Inzicht in enkelletsels

Citeer dit artikel als:
Yamamoto, L. Inzicht in enkelletsels, Don’t Forget the Bubbles, 2013. Beschikbaar op:
https://dontforgetthebubbles.com/understanding-ankle-injuries/

Een 15-jarige man meldt zich bij de Spoedeisende Hulp een dag nadat hij tijdens het voetballen een “verdraaiingsblessure” aan zijn linkerenkel heeft opgelopen. De patiënt beweert een “verzwikte enkel” te hebben opgelopen toen hij naar het doel rende. Hij herinnert zich niet precies in welke richting zijn enkel verzwikte. Hij voelde of hoorde geen “knakken”, “ploffen” of “klikken”. Hoewel hij direct na de blessure enig gewicht op de enkel kon dragen, heeft hij nu veel meer pijn en zwelling aan de anterieure en laterale zijde van de getroffen enkel.

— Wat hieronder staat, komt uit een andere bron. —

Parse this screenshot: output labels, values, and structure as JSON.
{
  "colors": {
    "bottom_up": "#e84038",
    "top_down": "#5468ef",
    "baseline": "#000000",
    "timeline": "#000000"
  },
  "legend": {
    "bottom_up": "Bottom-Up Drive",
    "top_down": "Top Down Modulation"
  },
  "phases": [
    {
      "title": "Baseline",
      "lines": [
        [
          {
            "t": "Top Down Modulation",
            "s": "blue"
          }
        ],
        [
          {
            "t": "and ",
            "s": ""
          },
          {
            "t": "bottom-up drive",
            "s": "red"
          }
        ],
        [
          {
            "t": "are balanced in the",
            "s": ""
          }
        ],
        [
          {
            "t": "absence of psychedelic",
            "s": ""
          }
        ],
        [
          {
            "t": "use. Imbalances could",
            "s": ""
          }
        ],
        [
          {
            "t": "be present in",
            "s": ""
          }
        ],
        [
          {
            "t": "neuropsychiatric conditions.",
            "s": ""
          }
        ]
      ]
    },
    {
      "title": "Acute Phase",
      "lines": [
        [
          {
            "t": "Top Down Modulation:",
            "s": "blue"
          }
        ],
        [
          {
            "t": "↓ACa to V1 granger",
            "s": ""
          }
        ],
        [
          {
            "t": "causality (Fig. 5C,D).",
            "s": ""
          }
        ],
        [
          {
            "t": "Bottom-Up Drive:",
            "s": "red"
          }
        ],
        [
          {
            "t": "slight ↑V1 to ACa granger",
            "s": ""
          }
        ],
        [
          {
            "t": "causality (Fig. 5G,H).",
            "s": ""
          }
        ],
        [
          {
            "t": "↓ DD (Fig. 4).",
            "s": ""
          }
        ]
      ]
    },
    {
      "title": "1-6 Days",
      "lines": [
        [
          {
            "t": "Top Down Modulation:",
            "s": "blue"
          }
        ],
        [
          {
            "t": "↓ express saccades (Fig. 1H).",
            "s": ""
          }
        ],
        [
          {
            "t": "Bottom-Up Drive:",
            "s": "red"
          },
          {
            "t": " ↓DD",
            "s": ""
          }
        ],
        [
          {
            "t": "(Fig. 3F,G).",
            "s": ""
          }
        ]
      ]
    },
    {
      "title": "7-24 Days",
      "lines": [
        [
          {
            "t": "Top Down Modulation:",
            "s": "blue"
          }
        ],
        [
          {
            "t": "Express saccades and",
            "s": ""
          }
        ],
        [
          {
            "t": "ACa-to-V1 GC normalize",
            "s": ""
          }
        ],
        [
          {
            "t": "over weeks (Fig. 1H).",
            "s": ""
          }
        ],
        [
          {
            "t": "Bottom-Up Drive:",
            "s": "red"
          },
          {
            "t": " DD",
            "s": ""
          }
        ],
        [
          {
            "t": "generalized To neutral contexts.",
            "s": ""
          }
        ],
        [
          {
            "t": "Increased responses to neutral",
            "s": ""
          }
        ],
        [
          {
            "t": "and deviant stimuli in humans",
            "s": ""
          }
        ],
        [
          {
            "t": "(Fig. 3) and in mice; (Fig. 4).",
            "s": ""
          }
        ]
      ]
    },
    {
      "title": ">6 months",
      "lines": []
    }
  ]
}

Nachts heeft hij de enkel niet opgetild en ook geen ijs op de geblesseerde enkel gelegd. Hij ontkent andere verwondingen te hebben opgelopen en heeft geen eerdere verwondingen aan zijn linkerenkel opgelopen. Vanochtend is hij niet in staat om op de enkel te lopen als gevolg van toegenomen pijn en zwelling.

Onderzoeksbevindingen

Bij onderzoek is hij nauwelijks in staat om enig gewicht op de getroffen enkel te dragen als gevolg van pijn. Er is een duidelijke zwelling (zonder ecchymose) aan de anterior en laterale zijde van het enkelgewricht. Distaal zijn de tenen roze, met een vlotte capillaire refill en een intact gevoel bij lichte aanraking. Bij palpatie over het voorste deel van het enkelgewricht kan een gevoeligheid worden opgewekt

De zwarte pijl wijst naar de regio van de maximale gevoeligheid. Er is geen gevoeligheid langs de inferieure tip van de laterale malleolus of over de benige prominentie van de laterale malleolus. Er is geen gevoeligheid langs het mediale aspect van de enkel of langs de proximale aspecten van zowel de tibiale als de fibulaschacht. De knijptest over de distale tibia-fibula-regio levert geen pijn op. Zowel de voorste schuiflade als de talaire kantelmanoeuvres vallen binnen de normale grenzen in vergelijking met de niet-aangedane enkel.

Vragen

  • Heeft deze patiënt een typische verstuiking van de enkel opgelopen?
  • Wat is het typische letselmechanisme van de meeste enkelverstuikingen tijdens sportevenementen?
  • Welke enkelband is het vaakst verstuikt bij een inversieletsel, en waar op de enkel moet men palperen om te controleren of deze band pijnlijk is?
  • Beschrijf de anterieure schuiflade test en waar test deze manoeuvre specifiek op?
  • Beschrijf de talaire kanteltest en waar test deze manoeuvre specifiek op?
  • Wat is de syndesmosis, en hoe onderzoekt men op mogelijke syndesmotische letsels?

Discussie & leerpunten

Enkelletsels zijn een van de meest voorkomende sportgerelateerde orthopedische letsels die op de Spoedeisende Hulp worden gezien. Dit soort letsels wordt het vaakst opgelopen bij patiënten tussen de 15 – 35 jaar. Het merendeel van de verstuikingen van de enkel (tot 85%) is het gevolg van inversieverwondingen, terwijl slechts 15% het gevolg is van eversieverwondingen. Er zijn 3 laterale enkelbanden en één breed, waaiervormig mediaal ligament.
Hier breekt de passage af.